Diego Velázquez: La infanta Margarita en traje azul

Diego Velázquez (1599-1660): La infanta Margarita en traje azul, ca. 1659Diego Velázquez (1599-1660): La infanta Margarita en traje azul, ca. 1659.
Óleo sobre lienzo, 127 x 107 cm
Viena, Kunsthistorisches Museum, Gemäldegalerie, 2130


Primera descendiente del matrimonio entre Felipe IV y Mariana de Austria, la infanta Margarita había nacido en 1651. Era una niña a la que las crónicas describen como una muchacha bonita y extraordinariamente vivaz.

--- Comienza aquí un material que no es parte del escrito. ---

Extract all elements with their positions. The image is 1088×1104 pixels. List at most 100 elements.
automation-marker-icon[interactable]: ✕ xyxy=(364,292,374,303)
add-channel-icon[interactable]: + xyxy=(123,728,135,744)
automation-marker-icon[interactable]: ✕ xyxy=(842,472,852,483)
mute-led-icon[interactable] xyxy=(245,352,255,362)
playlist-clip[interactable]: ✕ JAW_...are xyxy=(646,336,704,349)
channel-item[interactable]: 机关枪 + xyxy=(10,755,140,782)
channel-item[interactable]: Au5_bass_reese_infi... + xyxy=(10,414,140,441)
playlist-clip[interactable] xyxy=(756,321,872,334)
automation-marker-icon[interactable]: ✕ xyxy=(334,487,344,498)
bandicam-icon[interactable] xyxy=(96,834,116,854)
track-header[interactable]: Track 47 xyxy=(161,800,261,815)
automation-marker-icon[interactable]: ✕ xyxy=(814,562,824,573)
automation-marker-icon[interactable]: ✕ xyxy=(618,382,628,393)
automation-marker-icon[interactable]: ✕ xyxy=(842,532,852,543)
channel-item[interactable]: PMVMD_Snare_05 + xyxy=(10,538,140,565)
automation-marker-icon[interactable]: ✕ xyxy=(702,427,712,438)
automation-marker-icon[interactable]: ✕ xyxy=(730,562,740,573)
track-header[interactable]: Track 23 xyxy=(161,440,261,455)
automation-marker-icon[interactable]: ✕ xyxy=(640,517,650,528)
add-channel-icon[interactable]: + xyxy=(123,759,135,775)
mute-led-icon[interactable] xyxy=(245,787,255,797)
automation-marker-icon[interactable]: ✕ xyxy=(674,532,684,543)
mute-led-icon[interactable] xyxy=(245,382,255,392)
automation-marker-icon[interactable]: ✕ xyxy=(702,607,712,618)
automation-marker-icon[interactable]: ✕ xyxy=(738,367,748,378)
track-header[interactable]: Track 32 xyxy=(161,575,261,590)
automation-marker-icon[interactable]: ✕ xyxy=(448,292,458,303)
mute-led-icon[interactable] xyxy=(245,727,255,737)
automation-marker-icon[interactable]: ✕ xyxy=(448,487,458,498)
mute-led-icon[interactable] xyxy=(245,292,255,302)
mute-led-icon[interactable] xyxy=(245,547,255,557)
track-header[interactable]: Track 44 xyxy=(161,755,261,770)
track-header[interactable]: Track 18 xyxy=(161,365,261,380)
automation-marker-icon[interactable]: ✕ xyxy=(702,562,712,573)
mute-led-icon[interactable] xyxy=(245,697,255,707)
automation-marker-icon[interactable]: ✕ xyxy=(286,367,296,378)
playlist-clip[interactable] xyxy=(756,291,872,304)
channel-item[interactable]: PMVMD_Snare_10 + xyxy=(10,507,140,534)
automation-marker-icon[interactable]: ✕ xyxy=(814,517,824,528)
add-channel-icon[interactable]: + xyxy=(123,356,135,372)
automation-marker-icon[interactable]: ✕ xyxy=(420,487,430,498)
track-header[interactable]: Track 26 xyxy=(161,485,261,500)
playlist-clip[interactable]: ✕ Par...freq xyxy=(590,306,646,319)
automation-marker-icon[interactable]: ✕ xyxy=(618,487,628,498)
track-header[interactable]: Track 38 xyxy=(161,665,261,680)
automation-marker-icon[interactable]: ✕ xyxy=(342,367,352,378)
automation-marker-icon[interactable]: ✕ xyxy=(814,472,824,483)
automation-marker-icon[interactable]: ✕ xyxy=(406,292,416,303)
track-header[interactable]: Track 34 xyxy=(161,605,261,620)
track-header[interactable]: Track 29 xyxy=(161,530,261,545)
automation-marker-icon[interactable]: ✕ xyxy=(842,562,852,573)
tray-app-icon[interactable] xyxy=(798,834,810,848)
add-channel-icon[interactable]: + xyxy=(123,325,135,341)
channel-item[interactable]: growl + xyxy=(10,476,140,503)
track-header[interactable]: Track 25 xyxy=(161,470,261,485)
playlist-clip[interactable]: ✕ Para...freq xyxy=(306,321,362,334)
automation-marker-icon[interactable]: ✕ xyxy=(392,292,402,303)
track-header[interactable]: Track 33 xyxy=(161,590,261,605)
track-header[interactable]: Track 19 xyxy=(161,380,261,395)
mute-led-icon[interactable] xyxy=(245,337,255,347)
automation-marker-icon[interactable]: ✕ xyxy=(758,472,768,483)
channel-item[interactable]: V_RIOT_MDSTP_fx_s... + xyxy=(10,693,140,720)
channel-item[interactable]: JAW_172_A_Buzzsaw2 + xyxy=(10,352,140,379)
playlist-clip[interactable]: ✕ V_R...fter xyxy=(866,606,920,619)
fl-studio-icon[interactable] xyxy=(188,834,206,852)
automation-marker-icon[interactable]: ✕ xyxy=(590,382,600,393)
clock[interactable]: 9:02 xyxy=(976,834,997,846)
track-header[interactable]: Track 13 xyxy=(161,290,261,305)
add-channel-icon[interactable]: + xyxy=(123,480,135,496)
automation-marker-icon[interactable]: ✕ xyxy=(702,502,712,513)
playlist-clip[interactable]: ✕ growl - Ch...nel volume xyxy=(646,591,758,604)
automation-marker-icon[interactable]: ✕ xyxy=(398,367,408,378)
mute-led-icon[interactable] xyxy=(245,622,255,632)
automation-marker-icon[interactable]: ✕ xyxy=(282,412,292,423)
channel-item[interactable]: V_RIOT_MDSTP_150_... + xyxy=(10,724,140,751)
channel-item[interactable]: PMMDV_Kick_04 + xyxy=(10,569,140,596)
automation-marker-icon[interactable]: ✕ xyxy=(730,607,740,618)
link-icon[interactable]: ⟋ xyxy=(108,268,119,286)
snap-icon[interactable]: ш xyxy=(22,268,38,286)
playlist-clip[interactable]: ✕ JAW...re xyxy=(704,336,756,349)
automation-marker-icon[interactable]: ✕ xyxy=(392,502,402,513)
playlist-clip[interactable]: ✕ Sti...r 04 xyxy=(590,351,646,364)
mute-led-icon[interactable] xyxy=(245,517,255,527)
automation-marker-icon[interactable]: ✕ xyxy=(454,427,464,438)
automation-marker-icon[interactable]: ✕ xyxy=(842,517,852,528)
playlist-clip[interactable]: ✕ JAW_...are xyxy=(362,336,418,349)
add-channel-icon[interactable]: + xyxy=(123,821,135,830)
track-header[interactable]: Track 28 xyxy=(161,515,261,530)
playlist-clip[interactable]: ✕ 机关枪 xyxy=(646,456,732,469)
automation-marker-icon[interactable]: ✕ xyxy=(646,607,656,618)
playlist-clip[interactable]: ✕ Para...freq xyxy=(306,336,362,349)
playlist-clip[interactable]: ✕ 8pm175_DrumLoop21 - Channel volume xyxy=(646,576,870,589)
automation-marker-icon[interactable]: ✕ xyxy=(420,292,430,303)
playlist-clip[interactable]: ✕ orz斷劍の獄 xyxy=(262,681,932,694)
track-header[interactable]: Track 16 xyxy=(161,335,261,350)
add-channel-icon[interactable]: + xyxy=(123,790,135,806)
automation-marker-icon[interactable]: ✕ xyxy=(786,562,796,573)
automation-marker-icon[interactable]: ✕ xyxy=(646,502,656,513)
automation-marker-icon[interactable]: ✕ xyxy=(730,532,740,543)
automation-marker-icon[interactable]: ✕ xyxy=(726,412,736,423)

Muy pronto se la comprometió con su primo Leopoldo, el futuro emperador de Austria, con quien casó en diciembre de 1666. Margarita moriría siete años después, en marzo de 1673. Además del interés de su familia materna por seguir su crecimiento, el compromiso matrimonial de la infanta nos explica el envío de tres retratos de Margarita, con destino a la corte imperial, entre los años de 1654 y 1659. En ellos puede apreciarse la progresiva libertad con que el pintor se enfrenta al retrato tradicional, y no sólo por la altura inmensa de los valores pictóricos que cada uno atesora, sino por la aprehensión misma de la modelo, una sugestiva combinación de dignidad familiar y de individualización caracterológica.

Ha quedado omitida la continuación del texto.